Usually there's only one reason for anyone to track down this album, and it's because they became fans of Jan Dukes de Grey's insane sophomore release and tried to find if they could get their hands on some more of the delirious same, only to find out that the answer is a resounding no, as this doesn't really hold a candle to Mice And Rats In The Loft - even if you can retrospectively see a little something of the latter in the former, as no more than a year separates their release dates. There is the same sort of intense, bordering on paranoid, approach (they don't call it acid folk for nothing), with an almost hostile delivery, full of up-close vocals and hyperactive instrumental noodling.

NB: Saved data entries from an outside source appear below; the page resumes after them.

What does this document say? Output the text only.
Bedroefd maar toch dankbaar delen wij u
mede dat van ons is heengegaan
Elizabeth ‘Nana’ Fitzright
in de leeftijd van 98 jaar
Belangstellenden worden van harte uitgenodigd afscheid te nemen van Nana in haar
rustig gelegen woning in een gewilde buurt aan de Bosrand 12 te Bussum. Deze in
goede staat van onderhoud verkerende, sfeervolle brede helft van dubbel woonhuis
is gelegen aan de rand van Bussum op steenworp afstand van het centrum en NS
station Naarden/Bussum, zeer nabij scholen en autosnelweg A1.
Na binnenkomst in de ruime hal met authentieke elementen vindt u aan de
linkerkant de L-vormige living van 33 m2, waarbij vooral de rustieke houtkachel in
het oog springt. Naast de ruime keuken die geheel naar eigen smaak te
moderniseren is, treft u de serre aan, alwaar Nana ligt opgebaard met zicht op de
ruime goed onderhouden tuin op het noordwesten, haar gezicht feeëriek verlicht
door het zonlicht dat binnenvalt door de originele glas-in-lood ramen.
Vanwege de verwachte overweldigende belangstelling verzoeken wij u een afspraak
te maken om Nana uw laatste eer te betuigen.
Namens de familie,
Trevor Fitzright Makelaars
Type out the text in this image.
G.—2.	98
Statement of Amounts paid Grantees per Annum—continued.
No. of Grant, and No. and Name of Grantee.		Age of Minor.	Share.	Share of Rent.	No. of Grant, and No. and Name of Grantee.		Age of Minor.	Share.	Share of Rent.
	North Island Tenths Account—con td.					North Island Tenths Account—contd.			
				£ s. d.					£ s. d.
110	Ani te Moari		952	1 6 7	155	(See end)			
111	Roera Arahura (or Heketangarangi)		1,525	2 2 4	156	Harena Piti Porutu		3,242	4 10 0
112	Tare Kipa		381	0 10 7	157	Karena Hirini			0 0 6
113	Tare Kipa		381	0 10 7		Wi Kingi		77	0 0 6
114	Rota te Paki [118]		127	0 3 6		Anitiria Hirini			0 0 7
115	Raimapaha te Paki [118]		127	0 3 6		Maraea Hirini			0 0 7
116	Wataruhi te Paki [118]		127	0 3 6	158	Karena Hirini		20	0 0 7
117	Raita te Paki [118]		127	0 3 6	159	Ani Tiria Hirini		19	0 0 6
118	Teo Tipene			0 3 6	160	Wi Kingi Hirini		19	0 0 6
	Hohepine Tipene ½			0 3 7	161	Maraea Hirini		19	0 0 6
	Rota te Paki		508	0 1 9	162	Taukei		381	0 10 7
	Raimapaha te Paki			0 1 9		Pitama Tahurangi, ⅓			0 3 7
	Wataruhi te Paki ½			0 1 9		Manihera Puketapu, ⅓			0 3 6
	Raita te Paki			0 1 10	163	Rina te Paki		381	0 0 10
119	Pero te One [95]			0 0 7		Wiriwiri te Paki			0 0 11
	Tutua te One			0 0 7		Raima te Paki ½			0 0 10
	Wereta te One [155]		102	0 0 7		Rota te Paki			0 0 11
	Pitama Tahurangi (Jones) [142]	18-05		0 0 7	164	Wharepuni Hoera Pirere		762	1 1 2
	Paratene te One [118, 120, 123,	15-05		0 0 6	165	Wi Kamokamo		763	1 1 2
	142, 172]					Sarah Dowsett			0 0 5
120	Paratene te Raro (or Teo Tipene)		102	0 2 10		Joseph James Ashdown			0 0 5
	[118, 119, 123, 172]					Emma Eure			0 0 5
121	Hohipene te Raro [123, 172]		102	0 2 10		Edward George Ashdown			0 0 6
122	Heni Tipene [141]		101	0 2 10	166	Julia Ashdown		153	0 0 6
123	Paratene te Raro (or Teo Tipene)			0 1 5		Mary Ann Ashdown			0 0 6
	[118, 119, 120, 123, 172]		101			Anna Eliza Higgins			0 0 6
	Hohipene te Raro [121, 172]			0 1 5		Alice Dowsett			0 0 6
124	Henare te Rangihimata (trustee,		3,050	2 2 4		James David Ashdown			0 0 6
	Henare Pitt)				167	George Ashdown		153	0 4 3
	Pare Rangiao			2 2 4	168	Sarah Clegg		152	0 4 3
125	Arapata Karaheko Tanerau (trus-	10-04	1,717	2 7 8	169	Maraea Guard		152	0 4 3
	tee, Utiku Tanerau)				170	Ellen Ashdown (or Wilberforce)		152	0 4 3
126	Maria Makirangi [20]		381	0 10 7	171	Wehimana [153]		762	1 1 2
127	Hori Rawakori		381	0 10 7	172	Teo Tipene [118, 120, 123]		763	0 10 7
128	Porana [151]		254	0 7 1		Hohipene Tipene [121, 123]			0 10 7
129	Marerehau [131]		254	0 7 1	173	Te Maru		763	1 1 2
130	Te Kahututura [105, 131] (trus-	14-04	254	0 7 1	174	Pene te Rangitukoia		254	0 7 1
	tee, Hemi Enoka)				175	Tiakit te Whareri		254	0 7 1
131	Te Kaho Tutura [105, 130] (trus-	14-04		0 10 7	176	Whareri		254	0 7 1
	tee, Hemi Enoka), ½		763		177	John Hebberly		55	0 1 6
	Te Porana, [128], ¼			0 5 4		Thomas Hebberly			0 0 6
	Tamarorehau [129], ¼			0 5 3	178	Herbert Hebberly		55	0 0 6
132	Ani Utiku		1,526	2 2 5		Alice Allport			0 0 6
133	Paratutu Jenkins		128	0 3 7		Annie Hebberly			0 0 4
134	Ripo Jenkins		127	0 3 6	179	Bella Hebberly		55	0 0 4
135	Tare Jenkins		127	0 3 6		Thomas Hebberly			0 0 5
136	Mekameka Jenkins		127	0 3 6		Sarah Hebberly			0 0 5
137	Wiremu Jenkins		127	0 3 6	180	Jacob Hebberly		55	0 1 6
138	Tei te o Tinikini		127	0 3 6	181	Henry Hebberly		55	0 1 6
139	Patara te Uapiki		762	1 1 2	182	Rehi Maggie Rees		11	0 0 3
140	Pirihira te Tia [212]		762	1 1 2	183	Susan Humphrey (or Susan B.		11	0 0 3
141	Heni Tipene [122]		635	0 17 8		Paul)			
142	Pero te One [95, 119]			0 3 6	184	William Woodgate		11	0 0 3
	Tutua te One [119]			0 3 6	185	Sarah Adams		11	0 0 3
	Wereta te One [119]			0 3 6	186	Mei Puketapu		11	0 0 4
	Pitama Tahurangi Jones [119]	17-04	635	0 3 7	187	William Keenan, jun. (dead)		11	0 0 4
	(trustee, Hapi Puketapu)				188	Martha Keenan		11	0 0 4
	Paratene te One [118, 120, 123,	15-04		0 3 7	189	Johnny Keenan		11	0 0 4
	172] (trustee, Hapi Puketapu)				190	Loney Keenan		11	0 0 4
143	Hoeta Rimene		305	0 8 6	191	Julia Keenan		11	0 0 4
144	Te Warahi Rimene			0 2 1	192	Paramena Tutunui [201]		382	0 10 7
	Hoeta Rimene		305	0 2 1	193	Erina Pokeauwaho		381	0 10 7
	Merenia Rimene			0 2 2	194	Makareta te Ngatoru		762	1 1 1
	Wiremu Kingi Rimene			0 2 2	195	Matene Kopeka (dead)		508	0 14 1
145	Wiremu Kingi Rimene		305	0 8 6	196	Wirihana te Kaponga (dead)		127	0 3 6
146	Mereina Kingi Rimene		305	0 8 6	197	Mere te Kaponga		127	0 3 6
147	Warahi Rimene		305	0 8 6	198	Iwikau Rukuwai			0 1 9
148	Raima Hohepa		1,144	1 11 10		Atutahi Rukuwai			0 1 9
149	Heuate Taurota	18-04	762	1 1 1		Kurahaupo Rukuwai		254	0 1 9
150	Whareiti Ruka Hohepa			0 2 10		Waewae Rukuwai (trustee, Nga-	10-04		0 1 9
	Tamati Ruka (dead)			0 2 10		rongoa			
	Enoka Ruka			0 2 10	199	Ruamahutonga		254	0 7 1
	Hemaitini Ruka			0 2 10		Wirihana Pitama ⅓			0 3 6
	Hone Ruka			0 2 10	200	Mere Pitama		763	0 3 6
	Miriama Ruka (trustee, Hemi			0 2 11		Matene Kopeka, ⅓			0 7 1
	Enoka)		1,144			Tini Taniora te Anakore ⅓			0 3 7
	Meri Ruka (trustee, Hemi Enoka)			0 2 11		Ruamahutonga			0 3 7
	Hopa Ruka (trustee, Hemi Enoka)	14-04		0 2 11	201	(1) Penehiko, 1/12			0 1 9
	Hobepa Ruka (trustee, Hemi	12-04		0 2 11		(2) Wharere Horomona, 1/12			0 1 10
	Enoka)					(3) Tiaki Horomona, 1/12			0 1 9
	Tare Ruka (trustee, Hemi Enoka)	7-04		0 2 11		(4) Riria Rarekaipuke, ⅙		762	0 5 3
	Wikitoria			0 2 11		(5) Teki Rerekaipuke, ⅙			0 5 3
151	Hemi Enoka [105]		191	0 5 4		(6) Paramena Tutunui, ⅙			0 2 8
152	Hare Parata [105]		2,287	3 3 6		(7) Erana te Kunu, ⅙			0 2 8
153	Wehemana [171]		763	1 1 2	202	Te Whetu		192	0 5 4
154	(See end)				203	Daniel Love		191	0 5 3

However, on this one, the musical resources are much scantier (I know there's other stuff, but all I can ever remember hearing is acoustic guitars, congas, and some flutes) and the material is all fractured into tiny songs, which sound very much alike, being given no chance to evolve in any way, as there's 18 of them crammed into one LP - in diametrical opposition to the mere 3 that made up the follow-up, each given all the elbow room they needed to spread their manic wings. "Trust Me Now" (clearly the last thing you should do when it comes to these guys), with its conga-driven one-guitar-riff pushiness, apparently at the service of a hard pitch for us to jump off a cliff (you know, normal stuff), is probably the best résumé of what this still very weird record is all about, but I just don't have room for more 17 near identical songs in my musical loft. That's where the psychotic mice roam.